RELATÓRIO Cuida-se de Ação de Execução Fiscal ajuizada pelo ESTADO DA BAHIA, visando a satisfação de dívida decorrente de ICMS, devida por SOLUÇÕES ETIQUETAS E SINALIZAÇÃO LTDA-EPP, já qualificados nos autos, arguindo os fatos constantes na petição inicial (ID 257854076), tal como incluindo a devida Certidão da Dívida Ativa (ID 257854077).
Ato contínuo, o Executado apresentou Exceção de Pré-executividade (ID 438314554), e alega que os autos foram enviados ao arquivo, suspenso com base no artigo 40 da LEF, face a ausência de citação da empresa, assim como de bens para garantir o juízo.
De modo continuado, a parte evidencia a ocorrência da prescrição intercorrente, em razão de não haver indícios de que a dívida seria satisfeita, desde o suposto arquivamento dos autos e migração para o PJE.
Sendo assim, indica a inexigibilidade do título executivo, pela ocorrência da prescrição.
Verifica-se a Alteração Contratual juntada aos autos (ID 438318861), e Procuração (ID 438318864).
Intimado a se manifestar, o ESTADO DA BAHIA, no que lhe diz respeito, apresentou manifestação à exceção de Pré-executividade, alegando a inexistência da prescrição, sendo a ausência de prescrição direta e intercorrente, por não ter havido, principalmente, a suspensão do processo na forma do artigo 40 da LEF.
ID 439895652.
Outrossim, alega ainda, o pedido de parcelamento ora ocorrido, diante da alegação na petição supracitada e comprovação documental de ID 439909628.
Nesse passo, a parte autora declara que o referido pedido, além de resultar em confissão de dívida, também tem o atributo de interromper a prescrição, pois trata de ato de reconhecimento de débito, conforme termos do artigo 174, IV, do CTN.
O ESTADO DA BAHIA pleiteia pela improcedência dos pedidos e argumentos constantes da Exceção de Pré-executividade acostada pelo Excipiente.
Requer o prosseguimento do feito.
De modo intensificado, por meio de juntada de petição, o Exequente apresenta o demonstrativo do débito atual, trazendo aos autos a interrupção do parcelamento ocorrido, por falta de pagamento.
A empresa executada, diante da afirmação do polo ativo, sucedeu-se ao encerramento irregular e interrupção das suas atividades de modo unilateral, resultando na impossibilidade prática de apresentar documentos, declarações mensais obrigatórias, dentre outros.
ID 439909625.
Requereu o redirecionamento da execução fiscal para o corresponsável declarado, bem como o bloqueio, via sistema SISBAJUD, na modalidade teimosinha (repetições reiteradas automaticamente) por 30 dias, em nome do devedor, com base no CPF e CNPJ, até o valor integral do débito.
Acostado comprovação de Sócio e Administrador (ID 439909626); Comprovante de Inscrição e Situação Cadastral (ID 439909627); Detalhes do parcelamento e programa de ajuste fiscal atualizado (IDs 439909628 e 439909629, respectivamente).
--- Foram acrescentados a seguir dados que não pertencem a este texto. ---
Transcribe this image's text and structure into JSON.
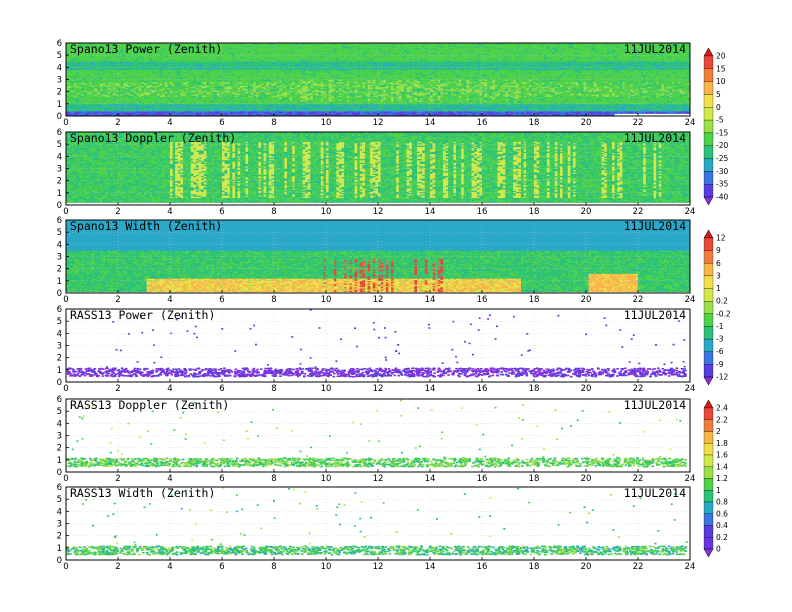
{
  "chart_data": [
    {
      "type": "heatmap",
      "title": "Spano13 Power (Zenith)",
      "date": "11JUL2014",
      "x_ticks": [
        "0",
        "2",
        "4",
        "6",
        "8",
        "10",
        "12",
        "14",
        "16",
        "18",
        "20",
        "22",
        "24"
      ],
      "y_ticks": [
        "0",
        "1",
        "2",
        "3",
        "4",
        "5",
        "6"
      ],
      "xlim": [
        0,
        24
      ],
      "ylim": [
        0,
        6
      ],
      "colorbar": "power",
      "field": {
        "kind": "power",
        "base_value": -20,
        "low_layer_value": -38,
        "top_height": 5.9,
        "bottom_gap_after_hour": 21
      }
    },
    {
      "type": "heatmap",
      "title": "Spano13 Doppler (Zenith)",
      "date": "11JUL2014",
      "x_ticks": [
        "0",
        "2",
        "4",
        "6",
        "8",
        "10",
        "12",
        "14",
        "16",
        "18",
        "20",
        "22",
        "24"
      ],
      "y_ticks": [
        "0",
        "1",
        "2",
        "3",
        "4",
        "5",
        "6"
      ],
      "xlim": [
        0,
        24
      ],
      "ylim": [
        0,
        6
      ],
      "colorbar": "power",
      "field": {
        "kind": "doppler",
        "base_value": -20,
        "streak_value": -5,
        "top_height": 5.9
      }
    },
    {
      "type": "heatmap",
      "title": "Spano13 Width (Zenith)",
      "date": "11JUL2014",
      "x_ticks": [
        "0",
        "2",
        "4",
        "6",
        "8",
        "10",
        "12",
        "14",
        "16",
        "18",
        "20",
        "22",
        "24"
      ],
      "y_ticks": [
        "0",
        "1",
        "2",
        "3",
        "4",
        "5",
        "6"
      ],
      "xlim": [
        0,
        24
      ],
      "ylim": [
        0,
        6
      ],
      "colorbar": "width",
      "field": {
        "kind": "width",
        "base_value": -2,
        "low_layer_value": 3,
        "top_height": 5.9
      }
    },
    {
      "type": "scatter",
      "title": "RASS13 Power (Zenith)",
      "date": "11JUL2014",
      "x_ticks": [
        "0",
        "2",
        "4",
        "6",
        "8",
        "10",
        "12",
        "14",
        "16",
        "18",
        "20",
        "22",
        "24"
      ],
      "y_ticks": [
        "0",
        "1",
        "2",
        "3",
        "4",
        "5",
        "6"
      ],
      "xlim": [
        0,
        24
      ],
      "ylim": [
        0,
        6
      ],
      "colorbar": "width",
      "field": {
        "kind": "rass",
        "band_center": 0.85,
        "band_value": -12,
        "scatter_value": -12
      }
    },
    {
      "type": "scatter",
      "title": "RASS13 Doppler (Zenith)",
      "date": "11JUL2014",
      "x_ticks": [
        "0",
        "2",
        "4",
        "6",
        "8",
        "10",
        "12",
        "14",
        "16",
        "18",
        "20",
        "22",
        "24"
      ],
      "y_ticks": [
        "0",
        "1",
        "2",
        "3",
        "4",
        "5",
        "6"
      ],
      "xlim": [
        0,
        24
      ],
      "ylim": [
        0,
        6
      ],
      "colorbar": "rass",
      "field": {
        "kind": "rass",
        "band_center": 0.85,
        "band_value": 1.1,
        "scatter_value": 1.2
      }
    },
    {
      "type": "scatter",
      "title": "RASS13 Width (Zenith)",
      "date": "11JUL2014",
      "x_ticks": [
        "0",
        "2",
        "4",
        "6",
        "8",
        "10",
        "12",
        "14",
        "16",
        "18",
        "20",
        "22",
        "24"
      ],
      "y_ticks": [
        "0",
        "1",
        "2",
        "3",
        "4",
        "5",
        "6"
      ],
      "xlim": [
        0,
        24
      ],
      "ylim": [
        0,
        6
      ],
      "colorbar": "rass",
      "field": {
        "kind": "rass",
        "band_center": 0.85,
        "band_value": 1.0,
        "scatter_value": 1.1
      }
    }
  ],
  "colorbars": {
    "power": {
      "labels": [
        "20",
        "15",
        "10",
        "5",
        "0",
        "-5",
        "-15",
        "-20",
        "-25",
        "-30",
        "-35",
        "-40"
      ],
      "values": [
        20,
        15,
        10,
        5,
        0,
        -5,
        -15,
        -20,
        -25,
        -30,
        -35,
        -40
      ],
      "colors": [
        "#d7191c",
        "#e8473a",
        "#f07c3c",
        "#f7b54a",
        "#f2e04a",
        "#d2e84a",
        "#9ae04a",
        "#4ed24a",
        "#2cc27a",
        "#2aa8c8",
        "#3a74e0",
        "#5a3ce0",
        "#8a2ee0"
      ]
    },
    "width": {
      "labels": [
        "12",
        "9",
        "6",
        "3",
        "1",
        "0.2",
        "-0.2",
        "-1",
        "-3",
        "-6",
        "-9",
        "-12"
      ],
      "values": [
        12,
        9,
        6,
        3,
        1,
        0.2,
        -0.2,
        -1,
        -3,
        -6,
        -9,
        -12
      ],
      "colors": [
        "#d7191c",
        "#e8473a",
        "#f07c3c",
        "#f7b54a",
        "#f2e04a",
        "#d2e84a",
        "#9ae04a",
        "#4ed24a",
        "#2cc27a",
        "#2aa8c8",
        "#3a74e0",
        "#5a3ce0",
        "#8a2ee0"
      ]
    },
    "rass": {
      "labels": [
        "2.4",
        "2.2",
        "2",
        "1.8",
        "1.6",
        "1.4",
        "1.2",
        "1",
        "0.8",
        "0.6",
        "0.4",
        "0.2",
        "0"
      ],
      "values": [
        2.4,
        2.2,
        2,
        1.8,
        1.6,
        1.4,
        1.2,
        1,
        0.8,
        0.6,
        0.4,
        0.2,
        0
      ],
      "colors": [
        "#d7191c",
        "#e8473a",
        "#f07c3c",
        "#f7b54a",
        "#f2e04a",
        "#d2e84a",
        "#9ae04a",
        "#4ed24a",
        "#2cc27a",
        "#2aa8c8",
        "#3a74e0",
        "#5a3ce0",
        "#6a34e0",
        "#8a2ee0"
      ]
    }
  },
  "colors": {
    "frame": "#000000",
    "grid": "#c8c8c8",
    "empty": "#ffffff"
  }
}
É o relatório.
Passo a decidir.
II.
DA EXCEÇÃO DE PRÉ-EXECUTIVIDADE FUNDAMENTAÇÃO A exceção de pré-executividade é cabível quando atendidos simultaneamente dois requisitos, um de ordem material e outro de ordem formal, ou seja: (a) é indispensável que a matéria invocada seja suscetível de conhecimento de ofício pelo juiz; e (b) é indispensável que a decisão possa ser tomada sem necessidade de dilação probatória.
A matéria é pacífica e objeto da S. 393 do STJ, In verbis: A exceção de pré-executividade é admissível na execução fiscal relativamente às matérias conhecíveis de ofício que não demandem dilação probatória. (SÚMULA 393, PRIMEIRA SEÇÃO, julgado em 23/09/2009, DJe 07/10/2009) De acordo com o Superior Tribunal de Justiça são matérias passíveis de arguição mediante Exceção de Pré-executividade aquela que não dependa de dilação probatória e caracterize como de ordem pública.
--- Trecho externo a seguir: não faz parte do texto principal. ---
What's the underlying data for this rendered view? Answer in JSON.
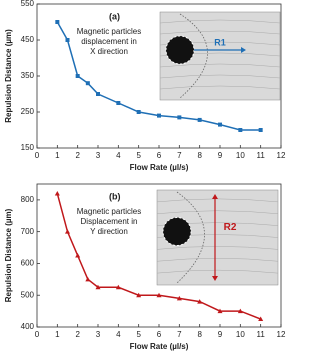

A questão proposta é reconhecida como medida para admitir o questionamento no que concerne a matérias demonstradas de plano, a exemplo da prescrição, condições da ação e matéria de mérito.
III.
DA EXIGIBILIDADE DO CRÉDITO No que tange o crédito, têm-se como pressuposto, a certeza, liquidez e exigibilidade (art. 204 do CTN e art 3º da LEF).
O artigo 204 do CTN apresenta: Art. 204.
A dívida regularmente inscrita goza da presunção de certeza e liquidez e tem o efeito de prova pré-constituída.
Parágrafo único.
A presunção a que se refere este artigo é relativa e pode ser ilidida por prova inequívoca, a cargo do sujeito passivo ou do terceiro a que aproveite.
O art. 3° da Lei de Execução Fiscal, por sua vez, dispõe: Art. 3º - A Dívida Ativa regularmente inscrita goza da presunção de certeza e liquidez.
A contenda alegada está centralizada na exigibilidade da cobrança relativa a ICMS, e sendo assim, perlustrando os autos, não contempla inexibilidade do crédito, por deter os requisitos necessários para a propositura da ação, bem como com a sua continuidade para satisfação da dívida.
Diante da avaliação da CDA que ampara a execução, constam informações claras e precisas a respeito dos aspectos no que tange à inscrição, lapso temporal de lançamento/constituição definitiva, descritivos de valores e demais características que as originaram.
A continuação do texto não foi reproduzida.